L’Afrique du Sud ferme les yeux sur la justice internationale

Le président sud-africain Jacob Zuma est dans la tourmente. Il a décidé de laisser filer Omar el Béchir, son homologue soudanais sous le coup d’un mandat d’arrêt de la Cour pénale internationale (CPI) pour crimes contre l’humanité et génocide commis sous ses ordres au Darfour. L’Afrique du Sud en tant qu’Etat parti de la CPI aurait dû procéder à son interpellation et le transférer à La Haye. Zuma s’est abrité derrière « l’immunité » des participants au XXVe sommet des chefs de gouvernements de l’Union africaine (UA) qui se tenait à Johannesburg. Cette décision est lourde de conséquences.

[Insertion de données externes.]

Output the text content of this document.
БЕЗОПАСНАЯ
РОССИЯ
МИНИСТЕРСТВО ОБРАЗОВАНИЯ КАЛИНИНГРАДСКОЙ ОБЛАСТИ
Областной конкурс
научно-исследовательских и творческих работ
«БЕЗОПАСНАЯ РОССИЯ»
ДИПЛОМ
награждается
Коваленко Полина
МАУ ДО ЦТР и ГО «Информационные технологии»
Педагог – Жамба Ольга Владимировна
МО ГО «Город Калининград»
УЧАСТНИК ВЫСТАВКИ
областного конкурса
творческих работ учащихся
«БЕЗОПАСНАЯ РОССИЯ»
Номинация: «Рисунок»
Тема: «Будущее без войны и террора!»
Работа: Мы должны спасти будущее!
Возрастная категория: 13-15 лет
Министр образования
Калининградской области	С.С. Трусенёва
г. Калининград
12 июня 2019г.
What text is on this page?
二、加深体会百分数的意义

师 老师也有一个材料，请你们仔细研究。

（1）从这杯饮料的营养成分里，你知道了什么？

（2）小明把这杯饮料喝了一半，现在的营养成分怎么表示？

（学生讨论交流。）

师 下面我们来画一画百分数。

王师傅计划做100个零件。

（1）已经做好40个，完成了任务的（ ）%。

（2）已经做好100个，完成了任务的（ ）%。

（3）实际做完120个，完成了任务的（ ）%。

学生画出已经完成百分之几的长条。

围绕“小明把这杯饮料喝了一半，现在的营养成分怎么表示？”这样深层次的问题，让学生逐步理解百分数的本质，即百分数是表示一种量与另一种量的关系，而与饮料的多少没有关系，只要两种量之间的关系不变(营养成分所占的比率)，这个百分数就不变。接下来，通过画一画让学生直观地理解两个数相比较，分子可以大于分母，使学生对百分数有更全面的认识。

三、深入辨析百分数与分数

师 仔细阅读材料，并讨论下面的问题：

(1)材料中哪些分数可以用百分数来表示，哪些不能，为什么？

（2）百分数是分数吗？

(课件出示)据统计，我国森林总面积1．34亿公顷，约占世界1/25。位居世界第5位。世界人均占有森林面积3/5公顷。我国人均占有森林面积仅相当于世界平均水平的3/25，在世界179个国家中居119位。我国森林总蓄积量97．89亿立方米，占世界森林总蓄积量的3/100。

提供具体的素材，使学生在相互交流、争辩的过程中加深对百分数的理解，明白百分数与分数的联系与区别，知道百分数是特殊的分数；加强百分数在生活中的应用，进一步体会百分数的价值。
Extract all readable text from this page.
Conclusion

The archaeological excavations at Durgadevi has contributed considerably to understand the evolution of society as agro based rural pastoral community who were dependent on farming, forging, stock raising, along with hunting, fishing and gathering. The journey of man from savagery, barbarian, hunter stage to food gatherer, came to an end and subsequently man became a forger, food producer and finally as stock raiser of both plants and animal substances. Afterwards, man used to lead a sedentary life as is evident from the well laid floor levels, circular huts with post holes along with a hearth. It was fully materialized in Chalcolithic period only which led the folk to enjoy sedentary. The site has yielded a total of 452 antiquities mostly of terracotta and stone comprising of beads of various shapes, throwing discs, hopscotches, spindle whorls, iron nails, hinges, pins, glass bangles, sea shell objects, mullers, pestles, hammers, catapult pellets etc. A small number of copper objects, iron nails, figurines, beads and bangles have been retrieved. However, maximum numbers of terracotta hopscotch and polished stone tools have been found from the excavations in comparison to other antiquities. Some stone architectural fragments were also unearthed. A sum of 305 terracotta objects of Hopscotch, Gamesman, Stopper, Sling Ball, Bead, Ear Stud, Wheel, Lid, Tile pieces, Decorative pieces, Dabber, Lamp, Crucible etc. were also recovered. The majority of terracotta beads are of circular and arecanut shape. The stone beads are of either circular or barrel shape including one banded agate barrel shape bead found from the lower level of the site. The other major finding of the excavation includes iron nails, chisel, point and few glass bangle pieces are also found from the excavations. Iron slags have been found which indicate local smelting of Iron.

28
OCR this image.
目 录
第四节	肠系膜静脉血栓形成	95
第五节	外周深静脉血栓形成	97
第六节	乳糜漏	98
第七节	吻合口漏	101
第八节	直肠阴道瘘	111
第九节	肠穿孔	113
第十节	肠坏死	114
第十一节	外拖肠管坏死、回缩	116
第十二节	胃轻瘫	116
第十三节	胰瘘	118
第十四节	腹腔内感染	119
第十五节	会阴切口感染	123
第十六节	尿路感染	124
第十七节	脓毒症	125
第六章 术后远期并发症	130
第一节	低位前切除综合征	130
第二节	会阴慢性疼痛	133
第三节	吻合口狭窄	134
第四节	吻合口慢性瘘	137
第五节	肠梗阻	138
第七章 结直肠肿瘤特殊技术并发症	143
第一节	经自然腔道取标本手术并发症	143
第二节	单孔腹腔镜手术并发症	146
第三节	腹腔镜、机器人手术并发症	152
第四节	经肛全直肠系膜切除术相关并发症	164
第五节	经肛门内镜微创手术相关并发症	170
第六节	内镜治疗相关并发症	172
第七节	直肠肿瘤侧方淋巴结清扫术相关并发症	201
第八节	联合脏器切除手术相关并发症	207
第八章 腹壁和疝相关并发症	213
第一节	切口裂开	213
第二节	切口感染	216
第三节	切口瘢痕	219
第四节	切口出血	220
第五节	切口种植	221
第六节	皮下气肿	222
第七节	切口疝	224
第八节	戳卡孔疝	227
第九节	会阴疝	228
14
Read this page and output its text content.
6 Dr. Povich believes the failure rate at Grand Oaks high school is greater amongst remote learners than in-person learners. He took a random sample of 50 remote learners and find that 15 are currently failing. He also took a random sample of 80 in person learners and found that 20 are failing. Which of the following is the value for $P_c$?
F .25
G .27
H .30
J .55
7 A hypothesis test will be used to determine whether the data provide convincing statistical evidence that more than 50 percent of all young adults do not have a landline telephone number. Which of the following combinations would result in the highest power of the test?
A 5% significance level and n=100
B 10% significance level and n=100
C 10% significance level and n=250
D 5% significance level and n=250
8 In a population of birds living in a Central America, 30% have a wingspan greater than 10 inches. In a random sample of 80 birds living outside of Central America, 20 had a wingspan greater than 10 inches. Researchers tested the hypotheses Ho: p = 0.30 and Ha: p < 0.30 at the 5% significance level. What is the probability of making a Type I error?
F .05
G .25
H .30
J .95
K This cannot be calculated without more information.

Et d’abord de mettre en échec la justice internationale qui a pourtant exercé de vives pressions pour que l’Afrique du Sud honore ses engagements. L’ambassadeur de Pretoria en Hollande a subi les foudres de la CPI. C’est un formidable encouragement en faveur de l’impunité qu’a donné le chef de la « Nation arc-en-ciel », c’est aussi un nouveau mauvais coup fait aux innombrables victimes du régime de Khartoum. L’ONU elle-même qui s’est exprimée par la voix de son secrétaire général Ban Ki-Moon pour réclamer l’arrestation de Béchir en sort humiliée. L’image de l’Afrique du Sud comme grande puissance responsable en est fortement écornée. Son principal négociateur dans les conflits régionaux, l’ancien président Thabo Mbeki, va en être très affaibli. Or dans les débats sur l’élargissement du Conseil de sécurité, Pretoria était un prétendant légitime à représenter le continent noir. Comment faire confiance à un Etat qui viole ostensiblement ses engagements internationaux ?

Crise de confiance

Zuma avait la possibilité de dissuader Béchir de participer à cette réunion de l’UA et que le Soudan soit représenté par son ministre des Affaires étrangères. C’est l’option qu’avait choisie précédemment le Malawi. Il n’en a rien été. L’épreuve de force était inéluctable. Dès lors, la presse sud-africaine en témoigne, les projecteurs braqués sur ce sommet de l’Au ne portaient pas sur la situation explosive du Burundi, ni sur le sort des migrants africains en Méditerranée, mais sur le sort de Béchir ! Conformément à sa Constitution stipulant l’indépendance de la justice, les tribunaux sud-africains, confortés par la Haute cour de Pretoria, ont demandé de bloquer le départ du tyran soudanais. Une crise de confiance est donc ouverte avec les institutions juridiques nationales. Nul ne sait encore quelles en seront les suites.

Le mandat de Zuma a déjà été entaché par les émeutes xénophobes d’avril 2015, qui ont causé la mort de plusieurs Africains étrangers dans le pays. Il avait été reproché au chef de l’Etat sa passivité face aux violences. A-t’il voulu redorer son blason en endossant la rhétorique habituelle de nombreux dirigeants du continent qui, à l’instar de Robert Mugabe, le vieux dictateur zimbabwéen présidant actuellement l’UA, voient en la CPI une machine de guerre contre les Africains ? Sans doute, mais cet argument ne tient pas quand on sait que l’actuelle Procureur de la CPI, Fatou Bensouda est Gambienne.

Faut-il rappeler que la saisine de la Justice internationale sur la situation au Darfour a été faite par le Conseil de sécurité de l’ONU avec le vote de la Tanzanie et du Bénin, que cinq magistrats africains, sur proposition de leur gouvernement, siègent à la CPI, que l’Assemblée des États parties a élu le premier Africain à être son président, Sidiki Kaba, ministre de la justice du Sénégal. Il y a là beaucoup de paradoxes…

« Mandela est bien mort »

Par ailleurs des rumeurs de « prises en otage » des troupes sud-africaines stationnées au Darfour sous mandat des Nations Unies, malgré le démenti de l’ONU, vont bon train. Les trois bases de regroupement de ces soldats auraient été encerclées par l’armée de Khartoum jusqu’au moment du retour de Béchir au Soudan. Mais l’agence de presse sud-africaine à l’origine de cette information n’en démord pas, elle s’appuie sur le témoignage de plusieurs soldats. Voilà qui n’arrange pas les affaires de Zuma face à son opinion publique chatouilleuse sur tout ce qui touche à sa fierté nationale.

Parmi les vagues de migrants qui, au péril de leurs vies, tentent de gagner l’Europe, il y a de très nombreux Erythréens et Soudanais, deux pays qui martyrisent leur population. Le désespoir des victimes est immense devant le cynisme des dirigeants africains. Mandela est bien mort.

Jacky Mamou est président du Collectif Urgence Darfour.